First we synthesized current statistics related to energy production and energy potential within the region. Next we used Q Methodology to identify discourses of energy production that are present within a groups of Peace River residents who are involved in local energy-related discussions. This has been merged with data from the other study sites into a national analysis of energy discourses.

Current work addresses the public sphere of energy development, with a focus on the Site C Clean Energy Project in British Columbia.

One branch of this project examines the role of social media and the dynamics and communication and negotiation in the decision-making associated with this large-scale hydro-electric development on the Peace River. Mixed methods are being used, including scouring conventional and social media to create an inventory of the Site C mediaspace, and identify key players. These individuals were then interviewed to explore how their online practices contribute to public deliberation, mediation and opinion-forming.
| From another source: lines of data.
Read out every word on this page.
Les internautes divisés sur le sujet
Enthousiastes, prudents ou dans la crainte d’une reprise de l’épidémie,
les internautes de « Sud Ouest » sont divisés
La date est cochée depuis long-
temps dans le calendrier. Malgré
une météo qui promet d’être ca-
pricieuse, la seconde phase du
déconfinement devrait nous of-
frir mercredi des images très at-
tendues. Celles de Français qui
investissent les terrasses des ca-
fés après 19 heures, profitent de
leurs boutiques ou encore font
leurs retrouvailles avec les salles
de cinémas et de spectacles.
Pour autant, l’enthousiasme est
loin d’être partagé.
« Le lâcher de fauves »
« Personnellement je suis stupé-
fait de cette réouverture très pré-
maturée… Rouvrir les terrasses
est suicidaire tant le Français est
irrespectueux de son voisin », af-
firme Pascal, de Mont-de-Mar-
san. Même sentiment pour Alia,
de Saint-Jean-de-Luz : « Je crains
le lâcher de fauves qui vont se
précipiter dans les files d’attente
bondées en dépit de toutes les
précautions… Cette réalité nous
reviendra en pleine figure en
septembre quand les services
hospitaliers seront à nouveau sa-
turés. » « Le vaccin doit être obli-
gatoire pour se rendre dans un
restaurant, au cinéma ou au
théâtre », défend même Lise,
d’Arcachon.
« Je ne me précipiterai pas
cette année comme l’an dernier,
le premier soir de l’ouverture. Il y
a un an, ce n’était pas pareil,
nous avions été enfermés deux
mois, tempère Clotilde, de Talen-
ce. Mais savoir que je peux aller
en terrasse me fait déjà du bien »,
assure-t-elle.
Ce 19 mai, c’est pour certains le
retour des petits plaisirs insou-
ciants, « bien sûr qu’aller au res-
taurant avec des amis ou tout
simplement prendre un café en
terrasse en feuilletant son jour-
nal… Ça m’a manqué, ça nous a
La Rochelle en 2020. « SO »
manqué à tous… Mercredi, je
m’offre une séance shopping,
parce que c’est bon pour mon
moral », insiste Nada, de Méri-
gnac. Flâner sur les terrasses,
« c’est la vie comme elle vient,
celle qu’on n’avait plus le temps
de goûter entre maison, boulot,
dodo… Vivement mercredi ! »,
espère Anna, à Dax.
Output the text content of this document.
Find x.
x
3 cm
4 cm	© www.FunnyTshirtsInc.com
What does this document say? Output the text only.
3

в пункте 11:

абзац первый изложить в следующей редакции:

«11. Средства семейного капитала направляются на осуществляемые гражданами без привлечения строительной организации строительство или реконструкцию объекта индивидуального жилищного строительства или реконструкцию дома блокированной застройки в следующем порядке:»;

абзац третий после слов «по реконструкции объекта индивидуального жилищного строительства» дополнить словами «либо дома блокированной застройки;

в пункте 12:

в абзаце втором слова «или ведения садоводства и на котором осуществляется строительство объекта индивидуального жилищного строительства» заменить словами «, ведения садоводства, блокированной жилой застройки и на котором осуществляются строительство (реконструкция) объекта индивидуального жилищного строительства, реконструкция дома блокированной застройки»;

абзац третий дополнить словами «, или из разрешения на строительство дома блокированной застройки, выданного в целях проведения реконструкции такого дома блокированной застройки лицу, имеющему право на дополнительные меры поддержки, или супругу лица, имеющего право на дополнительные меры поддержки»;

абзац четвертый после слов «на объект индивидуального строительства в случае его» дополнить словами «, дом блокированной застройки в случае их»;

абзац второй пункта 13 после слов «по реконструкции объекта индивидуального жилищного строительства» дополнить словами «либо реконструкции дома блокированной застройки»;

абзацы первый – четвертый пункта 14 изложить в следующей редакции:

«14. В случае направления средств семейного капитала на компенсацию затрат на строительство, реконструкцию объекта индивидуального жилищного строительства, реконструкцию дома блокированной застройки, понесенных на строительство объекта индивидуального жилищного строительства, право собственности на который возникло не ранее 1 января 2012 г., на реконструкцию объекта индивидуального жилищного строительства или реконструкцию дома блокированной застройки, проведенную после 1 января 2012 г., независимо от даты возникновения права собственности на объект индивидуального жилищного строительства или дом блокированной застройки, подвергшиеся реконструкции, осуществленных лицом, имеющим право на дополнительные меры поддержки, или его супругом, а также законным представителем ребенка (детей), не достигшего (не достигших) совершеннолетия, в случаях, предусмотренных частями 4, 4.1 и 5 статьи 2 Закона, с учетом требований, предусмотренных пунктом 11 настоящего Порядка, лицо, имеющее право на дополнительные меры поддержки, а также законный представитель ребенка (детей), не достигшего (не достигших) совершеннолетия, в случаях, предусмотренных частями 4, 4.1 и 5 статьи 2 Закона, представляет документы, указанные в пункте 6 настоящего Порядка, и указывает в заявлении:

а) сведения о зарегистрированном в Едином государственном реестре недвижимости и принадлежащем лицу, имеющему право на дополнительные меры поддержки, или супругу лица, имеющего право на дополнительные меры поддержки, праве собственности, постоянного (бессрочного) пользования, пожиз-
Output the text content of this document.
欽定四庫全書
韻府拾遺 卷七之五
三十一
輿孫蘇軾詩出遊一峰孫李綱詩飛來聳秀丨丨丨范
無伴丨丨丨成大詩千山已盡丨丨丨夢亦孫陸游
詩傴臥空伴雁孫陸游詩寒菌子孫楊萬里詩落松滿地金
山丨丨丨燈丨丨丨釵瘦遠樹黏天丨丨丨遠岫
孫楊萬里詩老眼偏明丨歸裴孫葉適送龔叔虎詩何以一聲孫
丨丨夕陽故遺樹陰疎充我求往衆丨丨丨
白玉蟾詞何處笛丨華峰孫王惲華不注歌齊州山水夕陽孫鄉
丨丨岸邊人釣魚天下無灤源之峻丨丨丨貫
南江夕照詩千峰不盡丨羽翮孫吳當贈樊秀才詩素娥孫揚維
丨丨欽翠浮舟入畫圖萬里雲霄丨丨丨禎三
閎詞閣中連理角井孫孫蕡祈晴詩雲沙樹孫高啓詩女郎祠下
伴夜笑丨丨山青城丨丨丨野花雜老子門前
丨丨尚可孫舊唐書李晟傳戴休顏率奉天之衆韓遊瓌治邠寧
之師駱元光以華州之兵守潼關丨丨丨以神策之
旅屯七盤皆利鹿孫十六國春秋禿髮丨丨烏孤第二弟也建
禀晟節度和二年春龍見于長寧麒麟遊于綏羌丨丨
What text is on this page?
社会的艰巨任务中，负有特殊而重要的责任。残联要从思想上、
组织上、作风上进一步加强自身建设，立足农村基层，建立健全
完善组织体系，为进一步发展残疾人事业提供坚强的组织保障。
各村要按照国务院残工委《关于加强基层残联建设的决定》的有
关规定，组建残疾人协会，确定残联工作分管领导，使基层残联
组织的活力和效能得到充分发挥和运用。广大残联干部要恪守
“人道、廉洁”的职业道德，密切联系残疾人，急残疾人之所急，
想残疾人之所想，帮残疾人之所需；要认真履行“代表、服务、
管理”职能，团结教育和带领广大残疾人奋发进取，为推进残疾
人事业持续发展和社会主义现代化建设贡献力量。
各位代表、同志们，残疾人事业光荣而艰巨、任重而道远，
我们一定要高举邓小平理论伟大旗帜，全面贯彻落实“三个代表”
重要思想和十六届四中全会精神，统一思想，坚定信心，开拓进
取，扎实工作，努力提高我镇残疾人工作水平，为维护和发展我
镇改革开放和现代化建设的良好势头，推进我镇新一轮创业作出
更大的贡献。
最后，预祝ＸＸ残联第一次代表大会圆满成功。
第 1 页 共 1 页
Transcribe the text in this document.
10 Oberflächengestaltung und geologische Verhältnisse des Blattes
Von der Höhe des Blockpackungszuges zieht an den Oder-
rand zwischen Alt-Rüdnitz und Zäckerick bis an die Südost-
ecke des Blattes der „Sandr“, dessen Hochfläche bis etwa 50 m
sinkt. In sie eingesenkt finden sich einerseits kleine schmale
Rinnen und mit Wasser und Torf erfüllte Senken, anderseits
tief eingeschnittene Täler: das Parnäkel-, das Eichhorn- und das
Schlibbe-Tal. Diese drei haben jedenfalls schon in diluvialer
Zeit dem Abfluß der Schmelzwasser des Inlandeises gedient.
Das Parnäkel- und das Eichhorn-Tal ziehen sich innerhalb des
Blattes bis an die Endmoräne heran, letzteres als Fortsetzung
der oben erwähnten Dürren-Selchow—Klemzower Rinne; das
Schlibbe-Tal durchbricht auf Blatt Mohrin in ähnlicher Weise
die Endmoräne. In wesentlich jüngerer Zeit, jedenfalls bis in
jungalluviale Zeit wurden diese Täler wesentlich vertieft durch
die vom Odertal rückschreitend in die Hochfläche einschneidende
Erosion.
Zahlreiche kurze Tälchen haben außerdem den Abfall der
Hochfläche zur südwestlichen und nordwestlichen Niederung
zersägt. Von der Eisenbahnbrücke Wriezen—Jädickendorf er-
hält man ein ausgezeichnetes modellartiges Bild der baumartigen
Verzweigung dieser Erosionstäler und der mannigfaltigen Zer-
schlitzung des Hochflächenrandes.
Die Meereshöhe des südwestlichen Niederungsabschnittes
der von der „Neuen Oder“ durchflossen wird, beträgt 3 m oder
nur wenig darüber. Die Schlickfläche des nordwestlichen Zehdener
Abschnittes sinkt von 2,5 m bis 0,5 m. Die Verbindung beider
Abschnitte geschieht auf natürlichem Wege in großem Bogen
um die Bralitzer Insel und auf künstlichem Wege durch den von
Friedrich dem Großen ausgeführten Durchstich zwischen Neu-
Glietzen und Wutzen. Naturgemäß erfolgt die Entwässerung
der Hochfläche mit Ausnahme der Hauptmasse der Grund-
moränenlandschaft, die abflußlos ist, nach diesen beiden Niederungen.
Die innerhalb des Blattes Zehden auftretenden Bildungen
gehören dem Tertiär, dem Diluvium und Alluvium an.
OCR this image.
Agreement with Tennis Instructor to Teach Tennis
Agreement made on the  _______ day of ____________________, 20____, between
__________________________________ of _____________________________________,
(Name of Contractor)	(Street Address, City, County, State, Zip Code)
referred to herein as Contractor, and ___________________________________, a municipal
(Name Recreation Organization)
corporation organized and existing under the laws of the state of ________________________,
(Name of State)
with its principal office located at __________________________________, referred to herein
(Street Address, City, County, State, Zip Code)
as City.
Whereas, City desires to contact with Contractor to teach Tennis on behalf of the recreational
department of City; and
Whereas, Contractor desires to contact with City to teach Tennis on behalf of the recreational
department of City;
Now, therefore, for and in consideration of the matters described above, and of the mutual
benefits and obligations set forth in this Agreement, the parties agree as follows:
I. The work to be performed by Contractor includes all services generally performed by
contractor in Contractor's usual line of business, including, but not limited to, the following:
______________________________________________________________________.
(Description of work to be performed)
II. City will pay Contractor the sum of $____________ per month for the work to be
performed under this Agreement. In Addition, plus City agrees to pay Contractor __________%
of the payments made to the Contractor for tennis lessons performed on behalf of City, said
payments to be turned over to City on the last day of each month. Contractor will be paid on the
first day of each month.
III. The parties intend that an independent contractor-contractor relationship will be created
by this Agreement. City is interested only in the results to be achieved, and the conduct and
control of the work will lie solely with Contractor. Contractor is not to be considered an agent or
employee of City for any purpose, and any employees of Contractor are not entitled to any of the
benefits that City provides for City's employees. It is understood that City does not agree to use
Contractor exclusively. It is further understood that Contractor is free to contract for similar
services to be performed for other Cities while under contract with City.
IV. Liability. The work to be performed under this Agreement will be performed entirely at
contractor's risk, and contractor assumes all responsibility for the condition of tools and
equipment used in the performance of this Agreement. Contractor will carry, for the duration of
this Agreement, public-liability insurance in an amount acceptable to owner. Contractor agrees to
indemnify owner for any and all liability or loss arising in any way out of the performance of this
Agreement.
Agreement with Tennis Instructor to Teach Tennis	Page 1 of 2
A second branch is using images and comments extracted from Twitter and Instagram about the proposed Site C headpond and the current Mactaquac headpond, using geographic points and relevant hashtags. The photos will be coded to help us to understand how young people – disproportionate users of those social networks but infrequent participants in public engagement processes – use and feel about those landscapes, and predict how the potential futures of those places may affect those feelings and activities.

Project Report:

Sprague, C. 2014. Energy production and potential in the Peace River Region of Alberta and British Columbia: An environmental scan.